Una adolescente chilena de 14 años falleció en un operativo policial en un centro comercial de Los Ángeles en diciembre de 2021. Tras un largo juicio, el veredicto señala que la policía no actuó con negligencia, pero la familia anuncia una apelación ante la Corte Suprema de California.
En diciembre de 2021, Valentina Orellana, una adolescente chilena de apenas 14 años, perdió la vida en un operativo policial llevado a cabo dentro de un centro comercial de Los Ángeles.
Ese día, Valentina y su madre estaban haciendo compras para la Navidad, cuando un hombre comenzó a agredir a clientes y a provocar el pánico en el lugar.
A partir de ese momento se desplegó un despliegue policial para controlar la situación, y la intervención terminó con tres disparos de un agente. Una de las balas dio muerte al agresor y otra atravesó la pared del probador donde se encontraba Valentina, dejando a la joven herida de forma irresoluble.
Este hecho conmocionó a la opinión pública y dio inicio a un complejo proceso legal que Duró años y que involucró un intenso escrutinio de las decisiones tomadas por las autoridades.
Con el paso de los meses, los padres de Valentina, Juan Pablo Orellana y Soledad Peralta, presentaron una demanda por homicidio culposo y negligente contra la ciudad de Los Ángeles.
La familia sostuvo que la muerte de Valentina se habría podido evitar o mitigar si la respuesta policial hubiese estado guiada por criterios de seguridad y prudencia adecuadas en un entorno tan concurrido y vulnerable como un centro comercial en plena época festiva.
Durante el juicio se examinó la cadena de decisiones y actuaciones de los agentes involucrados, así como las circunstancias que rodearon el incidente.
El 7 de mayo, el veredicto fue conocido: la corte determinó que la #policía de Los Ángeles no actuó con negligencia en el manejo del operativo. Este fallo dejó a la familia con la sensación de que no se hizo #justicia íntegra y dejó abiertas varias cuestiones sobre la transparencia y la evaluación de riesgos en intervenciones de este tipo.

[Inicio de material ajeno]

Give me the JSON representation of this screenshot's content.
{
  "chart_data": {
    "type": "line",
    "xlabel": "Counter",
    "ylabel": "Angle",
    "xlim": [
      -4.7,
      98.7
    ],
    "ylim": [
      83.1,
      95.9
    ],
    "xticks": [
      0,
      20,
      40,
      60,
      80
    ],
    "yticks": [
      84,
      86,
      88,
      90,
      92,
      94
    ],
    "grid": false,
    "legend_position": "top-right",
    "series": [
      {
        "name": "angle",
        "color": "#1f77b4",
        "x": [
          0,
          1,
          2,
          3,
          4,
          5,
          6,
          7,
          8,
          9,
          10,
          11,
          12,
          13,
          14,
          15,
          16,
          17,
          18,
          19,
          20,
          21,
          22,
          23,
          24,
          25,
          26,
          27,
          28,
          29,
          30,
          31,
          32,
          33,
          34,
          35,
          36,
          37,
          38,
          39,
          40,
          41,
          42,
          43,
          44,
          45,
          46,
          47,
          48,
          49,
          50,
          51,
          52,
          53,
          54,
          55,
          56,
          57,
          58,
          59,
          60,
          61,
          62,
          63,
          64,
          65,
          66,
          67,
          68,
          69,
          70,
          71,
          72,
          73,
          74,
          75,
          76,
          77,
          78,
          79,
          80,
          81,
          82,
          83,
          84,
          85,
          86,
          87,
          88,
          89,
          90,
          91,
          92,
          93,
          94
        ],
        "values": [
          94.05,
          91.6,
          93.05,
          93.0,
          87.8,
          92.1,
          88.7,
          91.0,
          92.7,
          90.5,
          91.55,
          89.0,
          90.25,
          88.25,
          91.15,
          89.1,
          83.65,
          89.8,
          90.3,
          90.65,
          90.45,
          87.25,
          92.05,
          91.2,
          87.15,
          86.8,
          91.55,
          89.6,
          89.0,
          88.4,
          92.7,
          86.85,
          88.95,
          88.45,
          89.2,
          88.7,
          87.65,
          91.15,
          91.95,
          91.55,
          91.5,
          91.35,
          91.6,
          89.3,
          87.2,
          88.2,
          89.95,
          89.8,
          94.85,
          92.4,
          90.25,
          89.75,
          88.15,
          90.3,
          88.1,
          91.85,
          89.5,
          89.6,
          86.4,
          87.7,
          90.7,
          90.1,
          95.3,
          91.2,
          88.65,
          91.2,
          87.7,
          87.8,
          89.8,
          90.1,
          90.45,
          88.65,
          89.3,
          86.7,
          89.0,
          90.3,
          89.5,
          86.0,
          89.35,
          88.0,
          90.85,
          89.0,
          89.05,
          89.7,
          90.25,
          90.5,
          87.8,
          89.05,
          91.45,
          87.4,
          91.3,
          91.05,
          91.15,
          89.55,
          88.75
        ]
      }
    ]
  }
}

Según cuentan los padres, la sentencia se habría dictado en un plazo muy corto, apenas un día y medio, y aseguran que no se pudieron estudiar en su totalidad todas las pruebas y testimonios, lo que incrementa su sensación de que la historia de Valentina no fue entendida en su totalidad por la justicia.
El abogado presentará ante la #Corte Suprema de California una apelación para revisar el fallo
Aun así, la familia no se queda ahí. Indican que pretenden iniciar una segunda etapa judicial y que, en las próximas semanas, el abogado presentará ante la Corte Suprema de California una apelación para revisar el fallo.
El objetivo es que se reevalúen las pruebas olvidadas o mal interpretadas y que se confirme, o incluso se amplíe, la posibilidad de responsabilidades civiles por daños y perjuicios contra la ciudad.
El padre de Valentina afirma que el veredicto no refleja la realidad ni la lógica de lo ocurrido, y añade que la familia continúa adelante por su hija: la única motivación que mantiene viva a la familia es la búsqueda de justicia para Valecita, como la llaman.
La madre, por su parte, enfatiza que honrar su memoria es lo que más les importa y que no se rendirán ante lo que consideran una sentencia insuficiente.
Este giro legal podría significar un nuevo capítulo que prolongue la historia judicial durante años más. Si la apelación prosperara, el proceso podría regresar ante la Corte Suprema de California, lo que implicaría la revisión de pruebas, testimonios y conclusiones que, a ojos de la familia, no se valoraron adecuadamente en la instancia anterior.
En términos prácticos, esto podría traducirse en nuevos recursos, posibles reaberturas de partes del juicio y, sobre todo, en una batalla que no llega a su fin en un plazo breve.
El caso de Valentina se enmarca en un debate amplio sobre el uso de la fuerza policial, la rendición de cuentas y la protección de menores en Estados Unidos, un tema que genera opiniones polarizadas y que ha tenido impacto en la percepción pública de las instituciones.
Valentina Orellana era de Chile, y su historia ha cruzado fronteras como un recordatorio de la fragilidad de la vida y de las consecuencias que pueden derivarse de intervenciones policiales en espacios públicos.
A pesar del veredicto, la familia continúa con la esperanza de que la justicia se acerque más a la realidad de lo ocurrido, y que los ojos de la opinión pública se mantengan atentos a un tema que afecta a muchas familias más allá de las fronteras.
La batalla legal, más allá de las cifras, persiste como una lucha por la verdad y por una comprensión más clara de cómo actuar cuando la contendencia entre seguridad y protección de las personas más vulnerables está en juego.